Apenas seis anos depois de o sistema entrar em operação na RMR, percebemos como tudo deu errado. Como as promessas foram vãs
Roberta Soares
Publicado em 29/08/2020 às 20:35
MELHORIAS Com Investimento de erca de R$ 1,5 bilhão, estações e terminais vão passar por mudanças nas instalações físicas e geração e uso de energia de fonte renovável Foto: FELIPE RIBEIRO/JC IMAGEM


Uma morte não anunciada. Em 2009, quando o então governador Eduardo Campos decidiu - convencido por um estudo contratado pelos empresários de ônibus ao escritório da lenda urbanística Jaime Lerner - copiar o modelo do transporte público de Curitiba (PR), na época e por muitos anos referência mundial, ninguém imaginava que chegaríamos onde chegamos.

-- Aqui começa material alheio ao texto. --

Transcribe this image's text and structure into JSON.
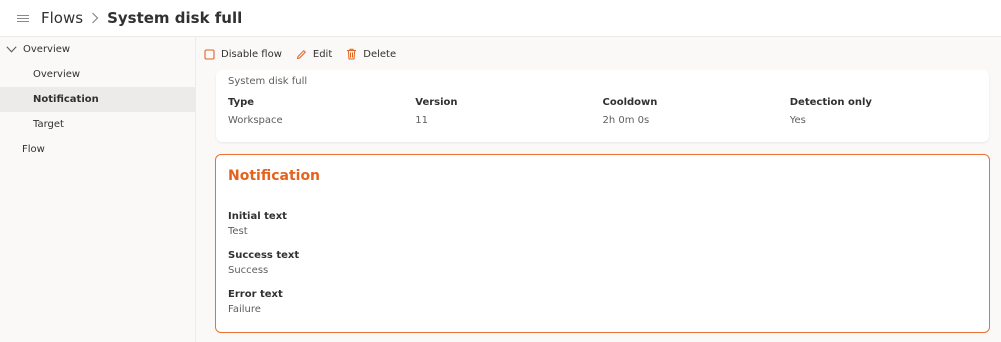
{
  "breadcrumb": {
    "parent": "Flows",
    "current": "System disk full"
  },
  "sidebar": {
    "group_label": "Overview",
    "items": [
      {
        "label": "Overview"
      },
      {
        "label": "Notification",
        "active": true
      },
      {
        "label": "Target"
      }
    ],
    "flow_label": "Flow"
  },
  "toolbar": {
    "disable_label": "Disable flow",
    "edit_label": "Edit",
    "delete_label": "Delete"
  },
  "summary": {
    "description": "System disk full",
    "properties": [
      {
        "label": "Type",
        "value": "Workspace"
      },
      {
        "label": "Version",
        "value": "11"
      },
      {
        "label": "Cooldown",
        "value": "2h 0m 0s"
      },
      {
        "label": "Detection only",
        "value": "Yes"
      }
    ]
  },
  "notification": {
    "title": "Notification",
    "fields": [
      {
        "label": "Initial text",
        "value": "Test"
      },
      {
        "label": "Success text",
        "value": "Success"
      },
      {
        "label": "Error text",
        "value": "Failure"
      }
    ]
  },
  "colors": {
    "accent": "#e4621e",
    "border_accent": "#e97132",
    "active_nav": "#edebe9"
  },
  "icons": [
    "hamburger-icon",
    "chevron-right-icon",
    "chevron-down-icon",
    "square-icon",
    "pencil-icon",
    "trash-icon"
  ]
}
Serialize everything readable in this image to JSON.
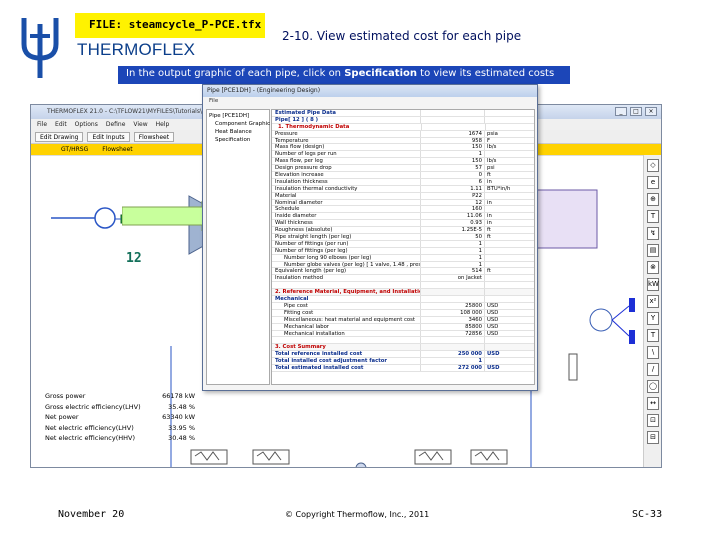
{
  "header": {
    "file_badge": "FILE: steamcycle_P-PCE.tfx",
    "brand": "THERMOFLEX",
    "slide_title": "2-10. View estimated cost for each pipe",
    "instruction_pre": "In the output graphic of each pipe, click on ",
    "instruction_bold": "Specification",
    "instruction_post": " to view its estimated costs"
  },
  "app": {
    "title": "THERMOFLEX 21.0 - C:\\TFLOW21\\MYFILES\\Tutorials\\TFX Steam Cycle",
    "menu": [
      "File",
      "Edit",
      "Options",
      "Define",
      "View",
      "Help"
    ],
    "toolbar": [
      "Edit Drawing",
      "Edit Inputs",
      "Flowsheet"
    ],
    "tabs": [
      "GT/HRSG",
      "Flowsheet"
    ],
    "stream_label": "12",
    "results": [
      {
        "label": "Gross power",
        "value": "66178 kW"
      },
      {
        "label": "Gross electric efficiency(LHV)",
        "value": "35.48 %"
      },
      {
        "label": "Net power",
        "value": "63340 kW"
      },
      {
        "label": "Net electric efficiency(LHV)",
        "value": "33.95 %"
      },
      {
        "label": "Net electric efficiency(HHV)",
        "value": "30.48 %"
      }
    ],
    "palette_icons": [
      "◇",
      "e",
      "⊕",
      "T",
      "↯",
      "▤",
      "⊗",
      "kW",
      "x²",
      "Y",
      "T",
      "\\",
      "/",
      "◯",
      "↔",
      "⊡",
      "⊟"
    ]
  },
  "popup": {
    "title": "Pipe [PCE1DH] - (Engineering Design)",
    "menu": "File",
    "tree": [
      "Pipe [PCE1DH]",
      "Component Graphic",
      "Heat Balance",
      "Specification"
    ],
    "rows": [
      {
        "t": "head",
        "k": "Estimated Pipe Data",
        "v": "",
        "u": ""
      },
      {
        "t": "blue",
        "k": "Pipe[ 12 ] ( 8 )",
        "v": "",
        "u": ""
      },
      {
        "t": "sub",
        "k": "1. Thermodynamic Data",
        "v": "",
        "u": ""
      },
      {
        "t": "",
        "k": "Pressure",
        "v": "1674",
        "u": "psia"
      },
      {
        "t": "",
        "k": "Temperature",
        "v": "958",
        "u": "F"
      },
      {
        "t": "",
        "k": "Mass flow (design)",
        "v": "150",
        "u": "lb/s"
      },
      {
        "t": "",
        "k": "Number of legs per run",
        "v": "1",
        "u": ""
      },
      {
        "t": "",
        "k": "Mass flow, per leg",
        "v": "150",
        "u": "lb/s"
      },
      {
        "t": "",
        "k": "Design pressure drop",
        "v": "57",
        "u": "psi"
      },
      {
        "t": "",
        "k": "Elevation increase",
        "v": "0",
        "u": "ft"
      },
      {
        "t": "",
        "k": "Insulation thickness",
        "v": "6",
        "u": "in"
      },
      {
        "t": "",
        "k": "Insulation thermal conductivity",
        "v": "1.11",
        "u": "BTU*in/h"
      },
      {
        "t": "",
        "k": "Material",
        "v": "P22",
        "u": ""
      },
      {
        "t": "",
        "k": "Nominal diameter",
        "v": "12",
        "u": "in"
      },
      {
        "t": "",
        "k": "Schedule",
        "v": "160",
        "u": ""
      },
      {
        "t": "",
        "k": "Inside diameter",
        "v": "11.06",
        "u": "in"
      },
      {
        "t": "",
        "k": "Wall thickness",
        "v": "0.93",
        "u": "in"
      },
      {
        "t": "",
        "k": "Roughness (absolute)",
        "v": "1.25E-5",
        "u": "ft"
      },
      {
        "t": "",
        "k": "Pipe straight length (per leg)",
        "v": "50",
        "u": "ft"
      },
      {
        "t": "",
        "k": "Number of fittings (per run)",
        "v": "1",
        "u": ""
      },
      {
        "t": "",
        "k": "Number of fittings (per leg)",
        "v": "1",
        "u": ""
      },
      {
        "t": "ind",
        "k": "Number long 90 elbows (per leg)",
        "v": "1",
        "u": ""
      },
      {
        "t": "ind",
        "k": "Number globe valves (per leg) [ 1 valve, 1.48 , pressure class 900 psi, 450 lb/s ]",
        "v": "1",
        "u": ""
      },
      {
        "t": "",
        "k": "Equivalent length (per leg)",
        "v": "514",
        "u": "ft"
      },
      {
        "t": "",
        "k": "Insulation method",
        "v": "on Jacket",
        "u": ""
      },
      {
        "t": "",
        "k": "",
        "v": "",
        "u": ""
      },
      {
        "t": "sec",
        "k": "2. Reference Material, Equipment, and Installation Costs",
        "v": "",
        "u": ""
      },
      {
        "t": "blue",
        "k": "Mechanical",
        "v": "",
        "u": ""
      },
      {
        "t": "ind",
        "k": "Pipe cost",
        "v": "25800",
        "u": "USD"
      },
      {
        "t": "ind",
        "k": "Fitting cost",
        "v": "108 000",
        "u": "USD"
      },
      {
        "t": "ind",
        "k": "Miscellaneous: heat material and equipment cost",
        "v": "3460",
        "u": "USD"
      },
      {
        "t": "ind",
        "k": "Mechanical labor",
        "v": "85800",
        "u": "USD"
      },
      {
        "t": "ind",
        "k": "Mechanical installation",
        "v": "72856",
        "u": "USD"
      },
      {
        "t": "",
        "k": "",
        "v": "",
        "u": ""
      },
      {
        "t": "sec",
        "k": "3. Cost Summary",
        "v": "",
        "u": ""
      },
      {
        "t": "blue",
        "k": "Total reference installed cost",
        "v": "250 000",
        "u": "USD"
      },
      {
        "t": "blue",
        "k": "Total installed cost adjustment factor",
        "v": "1",
        "u": ""
      },
      {
        "t": "blue",
        "k": "Total estimated installed cost",
        "v": "272 000",
        "u": "USD"
      }
    ]
  },
  "footer": {
    "date": "November 20",
    "copyright": "© Copyright Thermoflow, Inc., 2011",
    "page": "SC-33"
  },
  "colors": {
    "accent_blue": "#1c46b8",
    "badge_yellow": "#fff200",
    "section_red": "#c00000",
    "brand_blue": "#0b3e8a"
  }
}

Ninguém. Nem eu, nem você, nem o mais crítico cidadão da Região Metropolitana do Recife ou o maior oposicionista da gestão PSB. O Sistema BRT (Bus Rapid Transit) era a aposta da qualificação do transporte público. Lembro de Eduardo Campos prometendo que teríamos ônibus a cada dois minutos, como era em Curitiba.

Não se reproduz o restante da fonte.